International Clinical Consensus on Leukocyte Adhesion Deficiency-I: A Modified Delphi Analysis

Background

Leukocyte adhesion deficiency (LAD-I) is a rare autosomal recessive inborn error of immunity (IEI) caused by mutation of ITGB2, encoding for CD18, which is essential for leukocyte endothelial adhesion and migration to tissues. LAD-I is predominantly characterized by severe infections, inflammation and periodontitis, with significant pediatric mortality in the absence of allogeneic hematopoietic stem cell transplantation. Historically, diagnosis and disease severity classification has been centered on the expression of CD18 in polymorphonuclear neutrophils. Given improved knowledge of prognostic factors and an evolving treatment landscape, contemporary guidance for diagnosis and management of this complex IEI is needed.

Objective

To formulate international, expert-led recommendations for the diagnosis and severity classification of LAD-I, and to characterize standard of care and burden of illness for patients with severe LAD-I.

Methods

Twelve geographically diverse experts (steering committee n=3; Delphi participants n=9) were recruited to participate in a modified Delphi study. Two rounds of online questionnaires were conducted, with statements rated according to a 7-point Likert scale, with one indicating ‘strongly disagree’, and seven, ‘strongly agree’, to assess the level of consensus. Responses were discussed during a virtual consensus workshop and final recommendations were approved by all experts.

Results

A strong degree of consensus was achieved across topics to generate 26 recommendations regarding the diagnosis and treatment of patients with LAD-I. Participants agreed LAD-I should be considered as either moderate or severe, and LAD-I severity classification should consider both clinical phenotype and laboratory assessment within a comprehensive diagnostic framework.
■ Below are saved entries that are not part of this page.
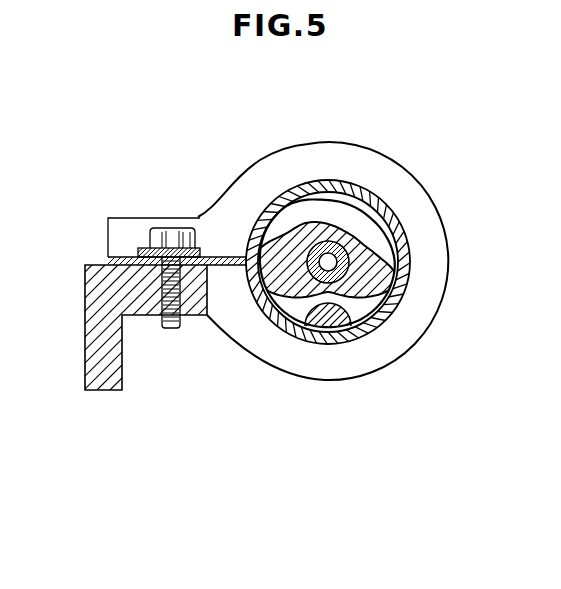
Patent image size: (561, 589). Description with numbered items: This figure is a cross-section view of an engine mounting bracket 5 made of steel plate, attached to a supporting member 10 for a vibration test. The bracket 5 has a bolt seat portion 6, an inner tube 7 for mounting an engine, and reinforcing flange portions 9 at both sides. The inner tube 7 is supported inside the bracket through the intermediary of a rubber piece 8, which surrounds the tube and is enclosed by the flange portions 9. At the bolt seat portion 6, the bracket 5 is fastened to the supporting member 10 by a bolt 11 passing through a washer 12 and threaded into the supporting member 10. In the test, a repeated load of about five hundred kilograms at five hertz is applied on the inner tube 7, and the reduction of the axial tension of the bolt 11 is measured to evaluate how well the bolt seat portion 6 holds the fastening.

The bracket 5 is at (403, 290).
The bolt seat portion 6 is at (108, 258).
The inner tube 7 is at (350, 253).
The rubber piece 8 is at (392, 266).
The reinforcing flange portions 9 is at (370, 149).
The supporting member 10 is at (85, 327).
The bolt 11 is at (170, 229).
The washer 12 is at (143, 248).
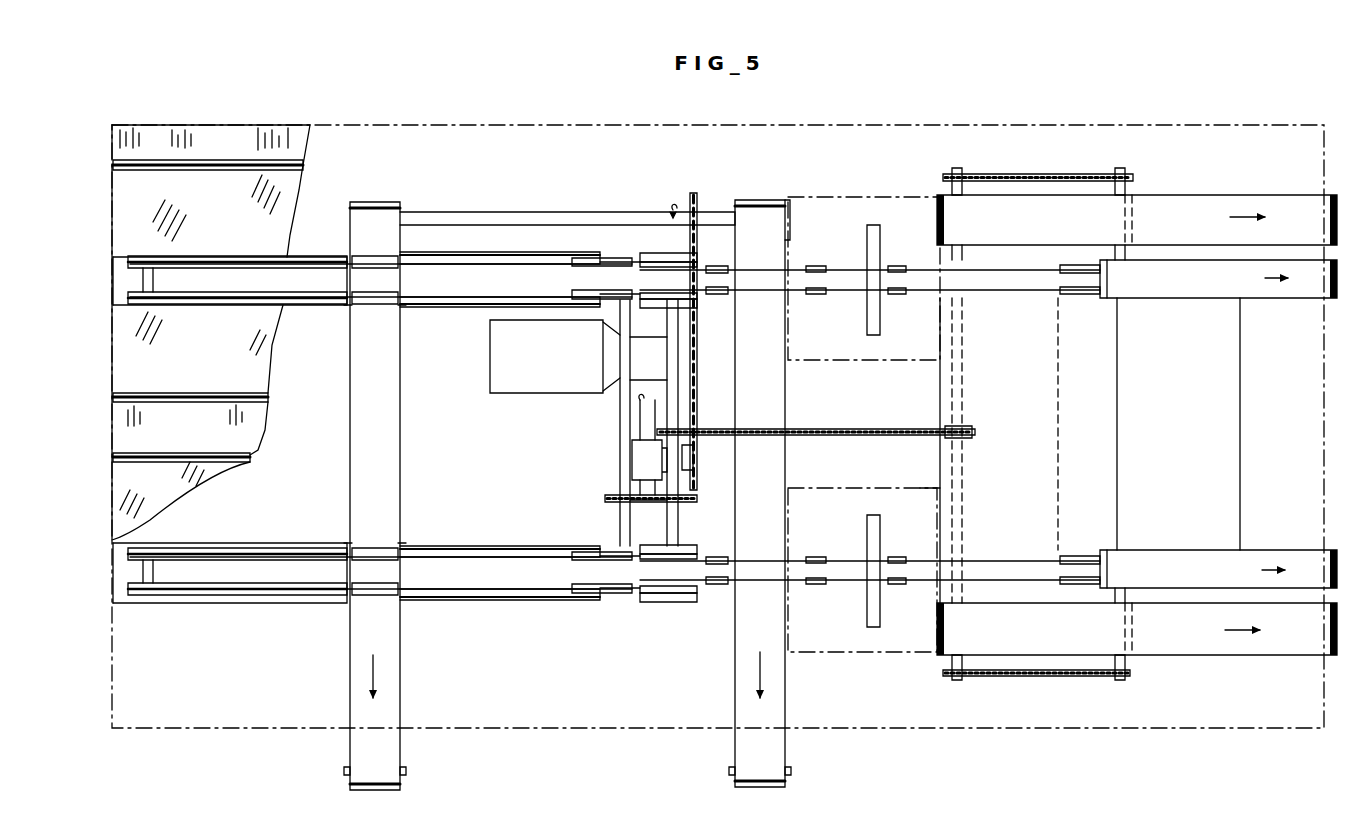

We therefore developed a set of criteria to assist clinicians in diagnosing and classifying moderate versus severe LAD-I. As part of the laboratory assessment criteria, for patients that present with a family history, clinical history and/or symptoms consistent with LAD-I, polymorphonuclear leukocyte expression of CD18, CD11a and CD11b should also be evaluated when diagnosing patients and assessing disease severity. Participants agreed that a patient’s condition should be classified according to the clinical phenotype and/or laboratory assessment criteria that are indicative of greater severity. In addition, we established consensus on the best practice for the treatment of severe LAD-I with definitive therapy, if available, or with best supportive care. All participants agreed that best supportive care was insufficient to prevent patients with severe LAD-I from experiencing significant morbidity, mortality and poor health-related quality of life. Furthermore, without definitive therapy, participants considered the annual risk of life-threatening infections, infection-related complications, and death to increase or persist in severe LAD-I patients who survive beyond two years of age.

Conclusions

The diagnostic and severity classification framework developed by the Delphi panel will aid clinicians in the diagnosis, classification and treatment of patients with LAD-I. Recommendations support best clinical practice and will lead to improved clinical outcomes among patients with LAD-I.